Hepatocellular carcinoma (HCC) is widely known to be chemo-resistant and presents with significant liver disease resulting in low tolerability to systemic chemotherapy. As a counter measure, more targeted therapies such as trans-arterial chemoembolization (TACE) and trans-arterial radioembolization (TARE) have been developed. To further optimize these therapies, animal models are critical in elucidating the molecular events in disease progression and test new treatment options. The present study focuses on the development of a hepatoma bearing rat model. N1S1 rat hepatoma cells were transfected by a lentiviral method and injected into the liver of Sprague Dawley (SD) and Rowett Nude (RNU) rats. Longitudinal tumor growth was observed by bioluminescence imaging (BLI) and liver/tumor histology. In both models, tumors were visible within 4 days post cell inoculation. Tumor take rates were 52 % and 73 % for male and female SD rats, respectively, and 100 % for male RNU rats. By day 12 and 15 post inoculation, we recorded complete tumor regression in male and female SD rats. Liver histology showed advanced fibrosis in the tumor regressed SD rats, whilst RNU rats exhibited the characteristic sheet pattern of Novikoff tumor with mild liver fibrosis. Increased CD3 and TUNEL staining observed in SD rat livers may be key factors for tumor regression. Our data reveal that the immunocompetent SD rats are not recommended as a model for therapeutic investigations. The immunosuppressed RNU rats, however, are characterized by consistent and reliable tumor growth and thus a desirable model for future therapeutic investigations.

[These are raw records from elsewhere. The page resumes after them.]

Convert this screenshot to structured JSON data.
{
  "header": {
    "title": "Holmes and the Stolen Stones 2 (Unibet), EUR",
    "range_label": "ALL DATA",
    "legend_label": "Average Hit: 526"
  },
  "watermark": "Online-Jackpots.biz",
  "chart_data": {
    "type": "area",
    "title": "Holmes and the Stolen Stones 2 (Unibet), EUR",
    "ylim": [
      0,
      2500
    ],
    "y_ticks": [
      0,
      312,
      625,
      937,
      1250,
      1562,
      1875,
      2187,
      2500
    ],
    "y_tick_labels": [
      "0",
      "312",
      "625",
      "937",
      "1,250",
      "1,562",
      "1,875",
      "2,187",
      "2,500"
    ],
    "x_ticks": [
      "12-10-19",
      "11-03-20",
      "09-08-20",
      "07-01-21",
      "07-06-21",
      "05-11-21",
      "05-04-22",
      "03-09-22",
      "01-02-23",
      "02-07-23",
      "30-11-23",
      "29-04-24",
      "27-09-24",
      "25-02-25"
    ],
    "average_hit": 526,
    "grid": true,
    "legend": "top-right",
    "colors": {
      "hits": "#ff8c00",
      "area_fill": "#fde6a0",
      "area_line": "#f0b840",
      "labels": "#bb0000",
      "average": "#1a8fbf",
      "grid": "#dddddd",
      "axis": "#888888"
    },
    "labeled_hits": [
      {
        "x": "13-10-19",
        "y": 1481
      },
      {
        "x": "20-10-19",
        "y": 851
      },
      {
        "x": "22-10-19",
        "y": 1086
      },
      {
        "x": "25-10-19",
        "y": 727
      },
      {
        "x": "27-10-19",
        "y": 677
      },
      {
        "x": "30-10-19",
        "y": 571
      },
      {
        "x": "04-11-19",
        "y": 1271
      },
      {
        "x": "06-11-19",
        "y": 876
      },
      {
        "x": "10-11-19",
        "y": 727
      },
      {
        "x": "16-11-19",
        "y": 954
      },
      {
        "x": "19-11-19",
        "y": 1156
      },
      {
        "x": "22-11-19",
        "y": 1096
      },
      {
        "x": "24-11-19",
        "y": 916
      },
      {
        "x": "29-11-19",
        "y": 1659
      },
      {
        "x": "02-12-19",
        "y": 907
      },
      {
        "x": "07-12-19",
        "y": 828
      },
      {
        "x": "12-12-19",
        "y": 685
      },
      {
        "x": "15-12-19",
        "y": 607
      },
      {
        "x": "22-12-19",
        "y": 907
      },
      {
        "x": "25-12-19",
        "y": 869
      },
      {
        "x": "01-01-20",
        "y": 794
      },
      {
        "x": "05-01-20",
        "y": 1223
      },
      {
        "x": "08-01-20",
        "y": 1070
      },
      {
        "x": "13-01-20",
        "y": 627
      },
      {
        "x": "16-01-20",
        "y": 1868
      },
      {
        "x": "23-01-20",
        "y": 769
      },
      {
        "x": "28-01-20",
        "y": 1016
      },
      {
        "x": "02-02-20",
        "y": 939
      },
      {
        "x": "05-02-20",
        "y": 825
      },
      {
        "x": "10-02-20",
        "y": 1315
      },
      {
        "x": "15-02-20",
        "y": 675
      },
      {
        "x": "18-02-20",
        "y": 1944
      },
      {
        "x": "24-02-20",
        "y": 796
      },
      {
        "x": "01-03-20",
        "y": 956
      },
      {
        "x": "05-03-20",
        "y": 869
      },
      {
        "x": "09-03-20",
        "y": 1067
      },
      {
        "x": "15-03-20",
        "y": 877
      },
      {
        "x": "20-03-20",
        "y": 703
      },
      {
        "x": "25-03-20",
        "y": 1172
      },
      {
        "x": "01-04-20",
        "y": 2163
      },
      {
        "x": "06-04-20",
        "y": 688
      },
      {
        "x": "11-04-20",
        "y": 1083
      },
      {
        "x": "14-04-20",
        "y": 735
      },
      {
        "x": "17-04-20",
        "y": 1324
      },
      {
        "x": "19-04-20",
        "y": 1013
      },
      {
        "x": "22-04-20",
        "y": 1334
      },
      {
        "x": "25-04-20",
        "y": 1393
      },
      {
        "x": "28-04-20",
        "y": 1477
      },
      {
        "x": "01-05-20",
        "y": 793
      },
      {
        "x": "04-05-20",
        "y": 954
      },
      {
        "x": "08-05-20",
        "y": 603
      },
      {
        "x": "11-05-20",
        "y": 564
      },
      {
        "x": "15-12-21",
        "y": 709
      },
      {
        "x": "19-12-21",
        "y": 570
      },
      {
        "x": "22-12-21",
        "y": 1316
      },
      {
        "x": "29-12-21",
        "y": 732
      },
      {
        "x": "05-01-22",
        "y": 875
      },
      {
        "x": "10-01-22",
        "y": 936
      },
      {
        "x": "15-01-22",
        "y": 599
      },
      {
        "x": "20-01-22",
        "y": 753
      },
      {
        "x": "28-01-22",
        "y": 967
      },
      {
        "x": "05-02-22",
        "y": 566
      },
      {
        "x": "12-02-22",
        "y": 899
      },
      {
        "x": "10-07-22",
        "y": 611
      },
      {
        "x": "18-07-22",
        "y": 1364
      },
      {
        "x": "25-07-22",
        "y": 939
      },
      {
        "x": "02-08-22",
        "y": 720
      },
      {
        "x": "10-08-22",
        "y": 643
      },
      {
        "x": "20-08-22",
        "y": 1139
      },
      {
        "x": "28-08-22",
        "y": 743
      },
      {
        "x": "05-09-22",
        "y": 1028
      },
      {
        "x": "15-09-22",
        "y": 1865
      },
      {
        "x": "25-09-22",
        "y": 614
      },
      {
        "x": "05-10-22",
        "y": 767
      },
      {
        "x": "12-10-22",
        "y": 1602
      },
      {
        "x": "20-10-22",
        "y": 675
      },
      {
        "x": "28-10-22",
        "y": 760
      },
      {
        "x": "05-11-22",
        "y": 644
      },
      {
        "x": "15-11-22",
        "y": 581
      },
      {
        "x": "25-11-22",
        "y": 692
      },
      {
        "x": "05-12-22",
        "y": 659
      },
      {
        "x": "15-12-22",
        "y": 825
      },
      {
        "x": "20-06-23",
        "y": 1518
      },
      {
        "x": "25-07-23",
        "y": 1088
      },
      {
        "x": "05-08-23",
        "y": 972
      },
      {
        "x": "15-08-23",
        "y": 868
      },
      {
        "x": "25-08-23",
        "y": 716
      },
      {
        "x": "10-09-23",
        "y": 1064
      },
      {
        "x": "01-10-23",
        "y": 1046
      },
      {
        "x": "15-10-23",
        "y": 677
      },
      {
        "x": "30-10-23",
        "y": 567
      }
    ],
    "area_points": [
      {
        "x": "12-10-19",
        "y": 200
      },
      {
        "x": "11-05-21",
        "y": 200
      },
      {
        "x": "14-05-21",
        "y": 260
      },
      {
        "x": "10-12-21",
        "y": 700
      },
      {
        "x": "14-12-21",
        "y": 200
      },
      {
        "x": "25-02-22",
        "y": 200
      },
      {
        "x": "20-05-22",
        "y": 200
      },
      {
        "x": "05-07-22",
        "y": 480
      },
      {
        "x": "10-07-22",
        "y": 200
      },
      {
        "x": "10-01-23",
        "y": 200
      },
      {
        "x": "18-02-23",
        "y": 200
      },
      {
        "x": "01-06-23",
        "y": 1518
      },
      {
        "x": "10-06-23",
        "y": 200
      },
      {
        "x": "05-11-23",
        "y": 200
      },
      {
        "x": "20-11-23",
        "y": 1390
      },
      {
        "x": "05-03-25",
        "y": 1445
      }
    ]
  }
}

众所周知，肝细胞癌（HCC）具有化疗耐药性，并伴有严重的肝脏疾病，导致对全身化疗的耐受性较低。作为应对措施，已经开发了更有针对性的疗法，例如经动脉化疗栓塞（TACE）和经动脉放射栓塞（TARE）。为了进一步优化这些疗法，动物模型对于阐明疾病进展中的分子事件和测试新的治疗方案至关重要。本研究的重点是肝癌大鼠模型的开发。通过慢病毒方法转染N1S1大鼠肝癌细胞并注射到Sprague Dawley（SD）和Rowett Nude（RNU）大鼠的肝脏中。通过生物发光成像（BLI）和肝脏/肿瘤组织学观察肿瘤的纵向生长。在这两种模型中，细胞接种后 4 天内肿瘤就可见。雄性和雌性SD大鼠的肿瘤取出率分别为52%和73%，雄性RNU大鼠的肿瘤取出率为100%。到接种后第 12 天和第 15 天，我们记录了雄性和雌性 SD 大鼠的肿瘤完全消退。肝脏组织学显示肿瘤消退的SD大鼠出现晚期纤维化，而RNU大鼠则表现出Novikoff肿瘤的特征性片状模式并伴有轻度肝纤维化。在 SD 大鼠肝脏中观察到的 CD3 和 TUNEL 染色增加可能是肿瘤消退的关键因素。我们的数据表明，不推荐将免疫功能正常的 SD 大鼠作为治疗研究的模型。然而，免疫抑制的 RNU 大鼠的特点是肿瘤生长一致且可靠，因此是未来治疗研究的理想模型。